Riga's changing underground scene

  • 2004-02-12
  • By Roxanne Khamsi
RIGA - It's early Thursday evening, and all the lights are on in the basement of Pulkvedis, one of the more established clubs in Riga. Miks Petersons has taken a break from setting up his DJ equipment and sits comfortably on a couch by the back wall.

If he looks at ease, he should. Petersons co-founded the popular Pulkvedis, short for "Pulkvedim neviens neraksta", or Nobody Writes the Colonel, eight years ago with his friend Girts Grinbergs.
Two years before that they opened the trendy shoe shop Carre, also in Riga's Old Town, and recently they launched the colorful, lounge-style restaurant John Lemon in the same area.
Petersons explains that he started Pulkvedis "first for friends," and that the space aimed to provide his social group with a place to relax and listen to their favorite music.
"In the beginning we didn't think about this being a business," he says when asked about its origins.
But a visit to the club - or bar, since Pulkvedis serves as a hybrid of both - reveals that Pertersons' low-key social space has evolved into a nocturnal hotspot for a young crowd eager to dance and meet new people.

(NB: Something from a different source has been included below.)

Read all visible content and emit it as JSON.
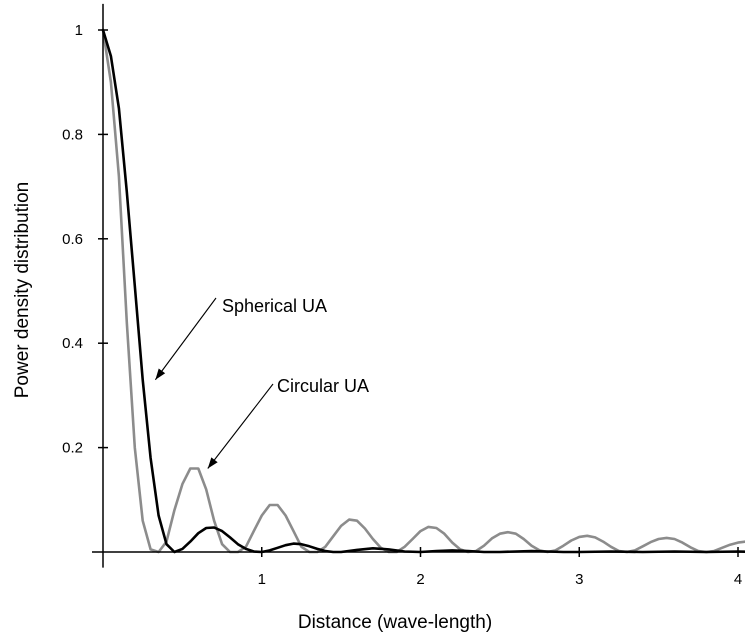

Around the time that Pulkvedis opened its doors, a Riga-based DJ by the name of Kone was buying his first vinyl records and discovering dub music.
Dub music, he explains, "is basically reggae without vocals."
"It's very minimalistic with just one instrument playing after another. The same bassline is always present, but it uses this minimalistic sequence of instruments," says Kone, who by day goes by Jurijs Konradi and works as a Web designer.
Kone recalls the beginning of Pulkvedis and stresses that not all clubs have had the luck of remaining open for so long. The history, according to him, is as follows: One of the very first underground clubs, Panna (meaning "pan" in English) relocated and renamed itself as Metro, keeping its alternative edge. One of the cofounders went on to found Depo, one of the many venues where Kone currently works as DJ. Metro, in turn, was renovated and renamed M808, which recently closed.
The group that Kone founded with his friends in 1997, Varka Kru, now has six members who rap and spin records covering several musical genres. He points to other, younger troupes such as Bio.Codes, which includes DJ Brain, as grasping the right approach as well.
These DJ collectives make up the underground scene because they follow the unspoken rule of playing only vinyl records. Kone makes it clear that his crew differs a great deal from the commercial DJs who play European dance music on CDs at popular clubs such as La Rocca.
"For us, they're just like workers," he says.
The fact the he and Petersons can draw such distinctions in the Riga nightlife scene shows, perhaps, that a healthy degree of diversity has finally evolved.